El especialista en política internacional, Farid Kahhat, criticó la crisis ética que atraviesa la comunidad internacional frente a los conflictos en Ucrania y en Gaza, advirtiendo que la respuesta diferenciada ante las violaciones del derecho internacional revela «la bancarrota moral de Occidente».
En una entrevista con el programa Las cosas como son, de RPP TV, Kahhat señaló que la invasión rusa a Ucrania representa el primer «gran desafío a los principios básicos de la posguerra». Explicó que, desde la Segunda Guerra Mundial, ninguna gran potencia había violado el principio de que es «inadmisible adquirir territorio por medio de la guerra», hasta que Rusia anexó Crimea en 2014.
«Estados Unidos lideró la campaña en contra de la acción ilegal de Rusia, pero ahora Trump amenaza con hacer lo mismo que hizo Putin, porque ambos tienen una visión del mundo donde lo importante no es el derecho internacional o las instituciones, sino las esferas de influencia de las grandes potencias», dijo.
Sin embargo, el autor de El eterno retorno: La derecha radical en el mundo contemporáneo (2019) destacó un fenómeno tecnológico que ha alterado el equilibrio de poder: el uso de drones.

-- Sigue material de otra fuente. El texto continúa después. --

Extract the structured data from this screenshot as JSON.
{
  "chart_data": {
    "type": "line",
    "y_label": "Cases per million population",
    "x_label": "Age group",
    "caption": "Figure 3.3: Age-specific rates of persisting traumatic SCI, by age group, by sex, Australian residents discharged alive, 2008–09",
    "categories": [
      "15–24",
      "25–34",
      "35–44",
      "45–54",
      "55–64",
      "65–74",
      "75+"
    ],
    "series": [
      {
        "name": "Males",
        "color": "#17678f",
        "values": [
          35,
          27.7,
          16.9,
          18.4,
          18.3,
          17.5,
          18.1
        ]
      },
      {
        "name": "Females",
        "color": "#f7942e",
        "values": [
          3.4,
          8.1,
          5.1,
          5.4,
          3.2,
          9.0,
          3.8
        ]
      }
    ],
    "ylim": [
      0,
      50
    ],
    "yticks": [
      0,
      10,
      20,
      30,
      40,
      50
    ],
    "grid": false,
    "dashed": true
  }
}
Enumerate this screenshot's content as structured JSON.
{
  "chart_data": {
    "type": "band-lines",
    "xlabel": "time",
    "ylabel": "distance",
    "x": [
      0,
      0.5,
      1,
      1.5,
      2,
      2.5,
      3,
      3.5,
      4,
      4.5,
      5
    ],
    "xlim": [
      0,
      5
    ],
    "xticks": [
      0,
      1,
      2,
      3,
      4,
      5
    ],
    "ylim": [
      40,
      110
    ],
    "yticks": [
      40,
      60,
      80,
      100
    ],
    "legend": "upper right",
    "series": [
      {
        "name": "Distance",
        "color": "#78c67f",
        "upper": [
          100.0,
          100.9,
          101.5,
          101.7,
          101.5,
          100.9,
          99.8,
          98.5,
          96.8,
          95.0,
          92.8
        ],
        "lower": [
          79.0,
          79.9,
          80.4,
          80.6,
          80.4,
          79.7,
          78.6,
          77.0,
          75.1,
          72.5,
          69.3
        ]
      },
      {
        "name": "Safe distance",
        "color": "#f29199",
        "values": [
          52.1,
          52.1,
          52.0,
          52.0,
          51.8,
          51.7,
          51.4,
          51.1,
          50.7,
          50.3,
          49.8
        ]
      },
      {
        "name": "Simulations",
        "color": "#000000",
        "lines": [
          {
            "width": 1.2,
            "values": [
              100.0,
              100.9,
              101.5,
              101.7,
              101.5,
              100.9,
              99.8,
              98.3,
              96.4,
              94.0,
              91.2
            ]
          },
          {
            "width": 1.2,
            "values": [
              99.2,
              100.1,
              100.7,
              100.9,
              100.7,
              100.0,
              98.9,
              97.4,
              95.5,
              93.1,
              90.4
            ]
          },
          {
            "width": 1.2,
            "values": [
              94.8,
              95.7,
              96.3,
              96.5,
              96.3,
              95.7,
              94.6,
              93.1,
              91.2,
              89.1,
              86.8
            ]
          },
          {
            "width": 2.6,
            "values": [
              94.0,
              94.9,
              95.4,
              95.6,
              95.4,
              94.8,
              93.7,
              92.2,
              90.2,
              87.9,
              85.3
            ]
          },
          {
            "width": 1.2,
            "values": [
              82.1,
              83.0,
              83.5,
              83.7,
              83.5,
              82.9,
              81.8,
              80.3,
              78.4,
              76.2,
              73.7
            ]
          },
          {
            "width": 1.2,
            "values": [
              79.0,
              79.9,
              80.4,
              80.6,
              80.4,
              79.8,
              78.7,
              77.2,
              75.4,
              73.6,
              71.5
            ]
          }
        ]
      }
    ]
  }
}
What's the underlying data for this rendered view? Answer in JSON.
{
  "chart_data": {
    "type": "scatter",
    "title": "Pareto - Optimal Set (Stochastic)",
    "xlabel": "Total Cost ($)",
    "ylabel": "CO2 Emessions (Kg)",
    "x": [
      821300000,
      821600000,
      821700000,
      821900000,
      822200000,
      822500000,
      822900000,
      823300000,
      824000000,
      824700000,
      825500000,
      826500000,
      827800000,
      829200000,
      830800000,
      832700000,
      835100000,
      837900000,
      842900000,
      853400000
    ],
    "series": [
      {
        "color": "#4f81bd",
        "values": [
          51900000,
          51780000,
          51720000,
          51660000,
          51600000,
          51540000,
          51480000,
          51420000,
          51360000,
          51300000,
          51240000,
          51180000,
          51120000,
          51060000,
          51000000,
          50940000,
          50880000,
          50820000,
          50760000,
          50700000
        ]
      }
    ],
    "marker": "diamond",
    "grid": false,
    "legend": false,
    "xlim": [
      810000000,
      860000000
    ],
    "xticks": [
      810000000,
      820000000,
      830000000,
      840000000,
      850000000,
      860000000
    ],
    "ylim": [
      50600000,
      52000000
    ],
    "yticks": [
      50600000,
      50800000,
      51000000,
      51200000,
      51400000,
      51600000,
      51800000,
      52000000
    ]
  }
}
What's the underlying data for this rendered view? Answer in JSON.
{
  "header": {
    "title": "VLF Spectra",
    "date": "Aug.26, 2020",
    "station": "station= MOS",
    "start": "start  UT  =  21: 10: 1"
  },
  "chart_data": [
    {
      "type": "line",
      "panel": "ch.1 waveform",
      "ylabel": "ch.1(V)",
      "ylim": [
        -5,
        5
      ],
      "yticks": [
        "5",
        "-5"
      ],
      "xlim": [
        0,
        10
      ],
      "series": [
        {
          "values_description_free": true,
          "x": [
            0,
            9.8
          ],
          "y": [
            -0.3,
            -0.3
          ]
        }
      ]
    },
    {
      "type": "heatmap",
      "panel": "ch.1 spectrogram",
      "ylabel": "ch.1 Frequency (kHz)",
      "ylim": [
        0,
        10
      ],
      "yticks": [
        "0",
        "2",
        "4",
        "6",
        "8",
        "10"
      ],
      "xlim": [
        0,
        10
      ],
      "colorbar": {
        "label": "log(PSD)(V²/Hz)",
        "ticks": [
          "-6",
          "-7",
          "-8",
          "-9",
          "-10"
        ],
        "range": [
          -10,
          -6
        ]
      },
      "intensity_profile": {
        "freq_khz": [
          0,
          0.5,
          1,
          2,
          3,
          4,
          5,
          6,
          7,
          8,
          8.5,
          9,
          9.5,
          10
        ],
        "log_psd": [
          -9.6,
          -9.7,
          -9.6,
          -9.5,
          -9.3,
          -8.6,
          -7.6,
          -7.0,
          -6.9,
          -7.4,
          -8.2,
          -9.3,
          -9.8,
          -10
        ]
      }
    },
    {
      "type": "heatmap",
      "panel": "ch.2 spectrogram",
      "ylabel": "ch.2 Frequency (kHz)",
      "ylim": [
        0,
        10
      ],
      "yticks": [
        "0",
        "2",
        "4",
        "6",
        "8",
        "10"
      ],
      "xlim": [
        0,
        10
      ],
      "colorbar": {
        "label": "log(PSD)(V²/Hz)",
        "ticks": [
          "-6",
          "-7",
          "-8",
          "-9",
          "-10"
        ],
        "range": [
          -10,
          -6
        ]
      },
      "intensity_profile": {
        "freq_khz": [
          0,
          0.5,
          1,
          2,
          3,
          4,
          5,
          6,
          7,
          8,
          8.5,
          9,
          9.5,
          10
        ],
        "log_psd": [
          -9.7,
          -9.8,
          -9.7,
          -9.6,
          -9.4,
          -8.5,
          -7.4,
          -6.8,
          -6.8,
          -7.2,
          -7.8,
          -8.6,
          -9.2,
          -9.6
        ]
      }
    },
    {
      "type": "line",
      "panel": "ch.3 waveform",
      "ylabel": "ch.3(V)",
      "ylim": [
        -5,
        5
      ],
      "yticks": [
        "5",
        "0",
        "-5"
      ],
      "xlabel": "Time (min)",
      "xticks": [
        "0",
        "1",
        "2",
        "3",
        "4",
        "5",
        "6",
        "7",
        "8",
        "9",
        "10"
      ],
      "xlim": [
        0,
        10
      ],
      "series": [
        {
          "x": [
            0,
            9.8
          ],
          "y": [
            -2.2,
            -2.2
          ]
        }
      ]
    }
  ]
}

Para Kahhat, estos dispositivos «han sido el gran igualador, en donde países relativamente débiles han logrado infringir un costo exorbitante a las primeras potencias nucleares del mundo», poniendo como ejemplos a Ucrania frente a Rusia e Irán frente a Estados Unidos.
El doble rasero
Kahhat también diseccionó la grave situación en el Medio Oriente e indicó que la disparidad en el trato hacia los líderes acusados de crímenes internacionales.
«Putin está acusado por la Corte Penal Internacional por crímenes de guerra y de lesa humanidad. Netanyahu está acusado por la Corte Penal Internacional por esos mismos crímenes, pero además por el crimen de usar el hambre como arma de guerra, de lo que no está acusado Putin», expresó.
Y prosiguió: «Israel como Estado está acusado ante la Corte Internacional de Justicia por genocidio y sin embargo la Unión Europea tiene 19 rondas de sanciones aprobadas contra Rusia y ni una sola contra Israel».
Respecto al papel de los Estados Unidos, el analista internacional sostuvo que el Gobierno norteamericano no solo ha evitado imponer sanciones significativas contra Israel, sino que es «cómplice del genocidio que según diversas organizaciones de derechos humanos se ha cometido en Gaza», citando que la Corte Internacional de Justicia aceptó la demanda contra Tel Aviv por una abrumadora votación de sus jueces.